Each week we chat about the tools of the trade with one outstanding creative to find out exactly how they do what they do. The questions are always the same, the answers, not so much. This week: Ishac Bertran.

The Creators Project: Who are you and what do you do?
Ishac Bertran:
I’m Ishac Bertran, a designer from Barcelona currently living in Copenhagen. I have a background in engineering and interaction design, and I work as a design consultant, helping companies design better experiences. I like to spend time exploring and experimenting with tools and techniques in the intersection of art, technology, and design.

What hardware do you use?
I love crafting, so I use many tools for wood and metal working. I over-use the lazer cutter with any possible material. I use Arduino for its flexibility, MacBook for its reliability and because it also speaks design, and Canon 7D because it fits my hand and my needs.

What software do you use?
I like Processing both for experimental projects and to prototype certain interfaces. It doesn’t demand hardcore skills and it contributed to make me enjoy coding. I also use Lightroom for photo production and management, and eventually Flash or After Effects.
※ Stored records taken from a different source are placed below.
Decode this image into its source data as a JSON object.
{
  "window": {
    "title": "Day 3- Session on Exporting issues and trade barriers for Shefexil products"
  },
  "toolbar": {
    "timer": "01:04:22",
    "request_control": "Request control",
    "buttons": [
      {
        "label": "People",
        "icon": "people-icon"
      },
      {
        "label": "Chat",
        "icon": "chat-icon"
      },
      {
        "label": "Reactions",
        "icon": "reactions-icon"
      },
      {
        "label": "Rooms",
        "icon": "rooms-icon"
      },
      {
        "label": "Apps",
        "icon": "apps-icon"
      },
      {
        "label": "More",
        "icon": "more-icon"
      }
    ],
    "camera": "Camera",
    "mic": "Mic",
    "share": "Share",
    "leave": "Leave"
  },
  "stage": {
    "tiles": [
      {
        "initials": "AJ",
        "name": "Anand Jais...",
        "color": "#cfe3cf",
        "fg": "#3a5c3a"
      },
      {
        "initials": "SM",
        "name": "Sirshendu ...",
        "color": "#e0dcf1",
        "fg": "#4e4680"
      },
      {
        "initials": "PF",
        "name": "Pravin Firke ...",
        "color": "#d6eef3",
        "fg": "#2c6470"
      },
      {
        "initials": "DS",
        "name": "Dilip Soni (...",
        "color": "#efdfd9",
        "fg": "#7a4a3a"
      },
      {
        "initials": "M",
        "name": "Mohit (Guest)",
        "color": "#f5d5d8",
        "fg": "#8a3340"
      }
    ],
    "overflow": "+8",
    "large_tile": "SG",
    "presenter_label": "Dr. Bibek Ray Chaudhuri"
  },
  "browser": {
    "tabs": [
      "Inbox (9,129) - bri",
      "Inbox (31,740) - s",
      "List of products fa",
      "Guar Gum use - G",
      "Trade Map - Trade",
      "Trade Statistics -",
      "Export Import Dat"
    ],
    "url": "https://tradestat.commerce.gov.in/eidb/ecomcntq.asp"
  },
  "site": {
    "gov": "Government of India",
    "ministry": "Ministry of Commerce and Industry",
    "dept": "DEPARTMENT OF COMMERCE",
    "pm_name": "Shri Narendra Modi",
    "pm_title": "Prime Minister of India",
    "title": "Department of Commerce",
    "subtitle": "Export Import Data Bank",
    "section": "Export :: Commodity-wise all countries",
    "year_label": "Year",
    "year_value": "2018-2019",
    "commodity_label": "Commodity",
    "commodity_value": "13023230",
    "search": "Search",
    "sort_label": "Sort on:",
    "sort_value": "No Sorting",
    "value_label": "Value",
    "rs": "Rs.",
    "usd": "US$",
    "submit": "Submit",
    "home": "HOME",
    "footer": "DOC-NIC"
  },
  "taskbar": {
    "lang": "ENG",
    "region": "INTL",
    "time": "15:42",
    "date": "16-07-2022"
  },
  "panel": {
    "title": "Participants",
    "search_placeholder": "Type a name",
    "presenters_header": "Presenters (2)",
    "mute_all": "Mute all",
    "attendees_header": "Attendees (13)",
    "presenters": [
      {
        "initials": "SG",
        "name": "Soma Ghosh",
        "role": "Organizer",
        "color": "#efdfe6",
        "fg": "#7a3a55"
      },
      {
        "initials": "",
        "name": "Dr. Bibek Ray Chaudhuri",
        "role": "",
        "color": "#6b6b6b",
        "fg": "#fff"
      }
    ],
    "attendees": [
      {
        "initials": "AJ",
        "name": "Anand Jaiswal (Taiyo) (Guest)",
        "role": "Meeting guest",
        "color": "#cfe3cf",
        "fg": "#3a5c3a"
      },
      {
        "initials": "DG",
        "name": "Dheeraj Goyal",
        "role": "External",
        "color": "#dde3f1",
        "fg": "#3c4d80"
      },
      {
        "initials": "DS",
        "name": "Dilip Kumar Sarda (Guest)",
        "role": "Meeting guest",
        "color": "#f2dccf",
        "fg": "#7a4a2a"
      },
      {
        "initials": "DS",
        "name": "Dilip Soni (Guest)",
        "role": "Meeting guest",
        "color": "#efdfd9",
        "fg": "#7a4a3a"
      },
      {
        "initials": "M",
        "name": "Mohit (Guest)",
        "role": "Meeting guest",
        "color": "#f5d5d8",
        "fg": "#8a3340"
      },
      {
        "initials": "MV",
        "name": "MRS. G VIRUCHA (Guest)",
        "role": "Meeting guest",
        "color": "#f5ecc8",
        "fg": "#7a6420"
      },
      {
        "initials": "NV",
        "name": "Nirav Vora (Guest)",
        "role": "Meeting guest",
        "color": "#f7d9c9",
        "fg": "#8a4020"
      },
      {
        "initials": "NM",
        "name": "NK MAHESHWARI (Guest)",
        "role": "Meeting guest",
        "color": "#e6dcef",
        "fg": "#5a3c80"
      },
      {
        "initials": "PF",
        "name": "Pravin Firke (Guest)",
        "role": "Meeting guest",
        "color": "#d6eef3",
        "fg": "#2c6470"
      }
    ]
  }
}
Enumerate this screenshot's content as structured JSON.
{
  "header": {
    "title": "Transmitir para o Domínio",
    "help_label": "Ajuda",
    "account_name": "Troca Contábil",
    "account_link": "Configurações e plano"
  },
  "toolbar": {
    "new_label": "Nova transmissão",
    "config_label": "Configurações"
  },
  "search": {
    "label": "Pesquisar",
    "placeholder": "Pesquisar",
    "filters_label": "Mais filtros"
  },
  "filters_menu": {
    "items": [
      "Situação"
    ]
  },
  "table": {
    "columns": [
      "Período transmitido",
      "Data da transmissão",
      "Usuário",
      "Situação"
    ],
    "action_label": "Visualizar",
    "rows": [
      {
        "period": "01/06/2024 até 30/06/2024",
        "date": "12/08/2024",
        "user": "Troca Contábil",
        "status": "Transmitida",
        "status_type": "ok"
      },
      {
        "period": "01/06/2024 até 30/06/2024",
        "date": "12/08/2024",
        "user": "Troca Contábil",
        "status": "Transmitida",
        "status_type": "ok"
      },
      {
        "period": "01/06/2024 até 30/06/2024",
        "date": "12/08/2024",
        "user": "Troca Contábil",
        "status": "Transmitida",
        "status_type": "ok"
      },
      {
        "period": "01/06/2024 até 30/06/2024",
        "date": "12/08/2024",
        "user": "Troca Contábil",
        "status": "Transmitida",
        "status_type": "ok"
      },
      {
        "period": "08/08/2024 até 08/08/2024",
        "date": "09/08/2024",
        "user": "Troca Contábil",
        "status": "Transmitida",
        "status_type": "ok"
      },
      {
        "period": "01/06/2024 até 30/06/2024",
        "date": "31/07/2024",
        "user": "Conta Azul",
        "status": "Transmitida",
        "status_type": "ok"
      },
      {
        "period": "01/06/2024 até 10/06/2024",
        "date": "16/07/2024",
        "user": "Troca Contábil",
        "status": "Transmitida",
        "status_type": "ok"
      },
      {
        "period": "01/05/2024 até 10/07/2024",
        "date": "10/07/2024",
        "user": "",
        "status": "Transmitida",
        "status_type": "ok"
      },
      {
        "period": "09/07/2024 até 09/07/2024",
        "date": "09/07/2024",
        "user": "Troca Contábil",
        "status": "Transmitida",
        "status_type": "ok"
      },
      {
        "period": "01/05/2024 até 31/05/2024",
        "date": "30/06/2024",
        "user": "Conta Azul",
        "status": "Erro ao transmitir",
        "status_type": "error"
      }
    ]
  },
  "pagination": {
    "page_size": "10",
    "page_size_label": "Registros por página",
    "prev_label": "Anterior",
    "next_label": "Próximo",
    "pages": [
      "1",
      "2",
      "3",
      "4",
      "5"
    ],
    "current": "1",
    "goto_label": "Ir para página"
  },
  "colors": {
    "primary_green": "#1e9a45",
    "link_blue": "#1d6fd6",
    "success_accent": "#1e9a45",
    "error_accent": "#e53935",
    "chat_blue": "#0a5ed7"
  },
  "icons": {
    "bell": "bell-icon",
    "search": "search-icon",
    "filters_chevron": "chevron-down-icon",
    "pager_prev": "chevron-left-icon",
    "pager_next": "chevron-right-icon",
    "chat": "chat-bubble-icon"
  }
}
If money were no object, how would you change your current setup?
I’d be constantly travelling, developing one project in a different country, with different people each time. Money can buy better photographic gear, more powerful computers or rent a bigger space, but at the end, the creative process always starts with experimentation, inspiration or collaboration with other passionate people.

My ideal place to work would be a shared space with creative people, companies and even schools. It would have workshops to work with any kind of material and experts to help you achieve the desired results. Knowledge and inspiration would naturally flow and the synergies between the users would be a constant source for exciting projects, grounded in crafting and making the best use of technology. I imagine a sculptor finishing his piece next to an interaction designer prototyping the next generation of tablets. And a visual artist getting inspired by both of them. 3rd Ward in NYC is the place I’ve found closest to that. We’re currently trying to promote this idea in Barcelona.

What fantasy piece of technology would you like to see invented?
A simple knob that connects to any source of light, so it slows down the speed of the light. Even down to zero, like a lightsaber. I don’t know what that would imply in terms of physics, but I like to keep it naïve—I can imagine spending long nights playing with it, while kids play tag with light outside.

Is there a piece of technology that changed your life or inspired you?
When I was 12 years old at school we used the Turtle robot in computer class. It helped to bridge the gap between the abstraction of the code and reality. I think it’s a good example of a tangible educational tool that facilitated the introduction of non-tangible concepts and logic.

What’s your favorite relic piece of technology from your childhood?
I use to record sounds and listen to music with a small cassette player. I can still almost feel the great haptics of the volume knob or the play button—you could feel a whole mechanism following your finger pressing down, with subtle clicks and clacks in sync. At that time, I was probably just enjoying the music, but now I know that these are small details that made the whole experience so pleasurable.